Does the rejection of a trademark license mean that the licensee must stop using the trademark?
The circuits are split, but the Supreme Court is being given an opportunity to resolve the question and decide whether the Fourth Circuit was right or wrong in 1985 when it handed down one of most controversial bankruptcy decision of all time, Lubrizol Enterprises Inc. v. Richmond Metal Finishers Inc., 756 F.2d 1043 (4th Cir. 1985).
The licensee of a rejected trademark license filed a petition for certiorari in the Supreme Court from the First Circuit’s opinion in January in Mission Product Holdings Inc. v. Tempnology LLC (In re Tempnology LLC), 879 F.3d 389 (1st Cir. Jan. 12, 2018). The petition is likely to be considered by the justices at their so-called long conference in late September. We may know as early as September 27 whether the high court will hear the case in the term to begin in October. If certiorari is granted, oral argument could take place in December 2018.
The Circuit Split
In Lubrizol, the Fourth Circuit held in 1985 that rejecting an executory contract for intellectual property bars the non-bankrupt from continuing to use patents, trademarks and copyrights. Congress responded three years later by adding Section 365(n) and the definition of “intellectual property” in Section 101(35A). Together, they provide that the non-debtor can elect to continue using patents, copyrights and trade secrets despite rejection of a license.
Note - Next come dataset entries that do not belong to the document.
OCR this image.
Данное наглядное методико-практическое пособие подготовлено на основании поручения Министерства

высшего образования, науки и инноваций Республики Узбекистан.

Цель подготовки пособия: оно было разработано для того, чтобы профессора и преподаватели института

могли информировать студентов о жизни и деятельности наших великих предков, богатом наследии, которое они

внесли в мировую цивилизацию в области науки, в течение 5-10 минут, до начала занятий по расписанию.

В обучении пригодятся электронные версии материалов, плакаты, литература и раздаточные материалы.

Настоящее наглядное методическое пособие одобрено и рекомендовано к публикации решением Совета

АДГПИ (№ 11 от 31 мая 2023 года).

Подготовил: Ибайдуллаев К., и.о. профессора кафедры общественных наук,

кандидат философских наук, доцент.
The amendment omitted reference to trademarks. The Senate Report said that the amendment did not mention trademarks because the issue “could not be addressed without more extensive study.” In the meantime, Congress said it would “allow the development of equitable treatment of this situation by bankruptcy courts.”
As a result of the omission of trademarks from the definition of “intellectual property,” the lower courts were split when it comes to deciding whether rejection of a trademark license precludes the licensee from continuing to use the mark. Some courts interpreted Sections 365(n) and 101(35A) as implying a legislative adoption of Lubrizol when it comes to trademarks. Other lower courts disagreed.
The Seventh Circuit was the first court of appeals to weigh in when it handed down Sunbeam Products Inc. v. Chicago American Manufacturing LLC, 686 F.3d 372 (7th Cir. 2012). The Chicago-based court disagreed with Lubrizol and held that “nothing about this process [of rejection] implies that any other rights of the other contracting party have been vaporized.” Holding that the right to use the trademark was not terminated by rejection, Circuit Judge Frank Easterbrook noted how Lubrizol has been “uniformly criticized” by scholars and commentators.
The split crystalized at the circuit level when the First Circuit handed down Tempnology in January. The majority in the 2/1 decision sided with Lubrizol and criticized Sunbeam for “largely [resting] on the unstated premise that it is possible to free a debtor from any continuing performance obligations under a trademark license even while preserving the licensee’s right to use the trademark.” The majority favored “the categorical approach of leaving trademark licenses unprotected from court-approved rejection, unless and until Congress should decide otherwise.”
The licensee filed a petition for certiorari on June 11. Counsel for the petitioner-licensee includes Danielle Spinelli, a former Supreme Court clerk who argued on the winning side in two recent bankruptcy cases, Czyzewski v. Jevic Holding Corp., 137 S. Ct. 973 (2017), and Clark v. Rameker, 134 S. Ct. 2242 (2014).
The Tempnology ‘Cert’ Petition
The licensee in Tempnology tells the justices in the certiorari petition that the First Circuit worsened an existing circuit split on an “openly acknowledged, and longstanding division of authority among the courts of appeals.” The petitioner says that the split “is entrenched and will not resolve itself without this Court’s intervention.”
Arguing that the First Circuit was wrong, the petitioner adopts the approach in Sunbeam by contending that rejection of an “executory contract is merely a breach,” as provided in Section 365(g). The Boston-based appeals court, it says, confused the power of rejection with the avoidance power.
In addition to Sunbeam, the petitioner finds support at the circuit level in the concurring opinion by Third Circuit Judge Thomas L. Ambro in In re Exide Technologies, 607 F.3d 957, 964 (3d Cir. 2010). Judge Ambro advocated the same result as the Seventh Circuit on much the same reasoning.
The Tempnology petition seeks high court review of a second question: Can the exclusive right to sell a product be terminated by rejection of an executory contract? In other words, is “exclusivity” an intellectual property right that is treated the same for rejection purposes as a trademark and other intellectual property?
Although the petitioner cites scholars in support of its argument that the First Circuit was wrong, there may be no circuit split. Absent a circuit split on exclusivity, the Supreme Court might grant certiorari but limit review to the Lubrizol issue.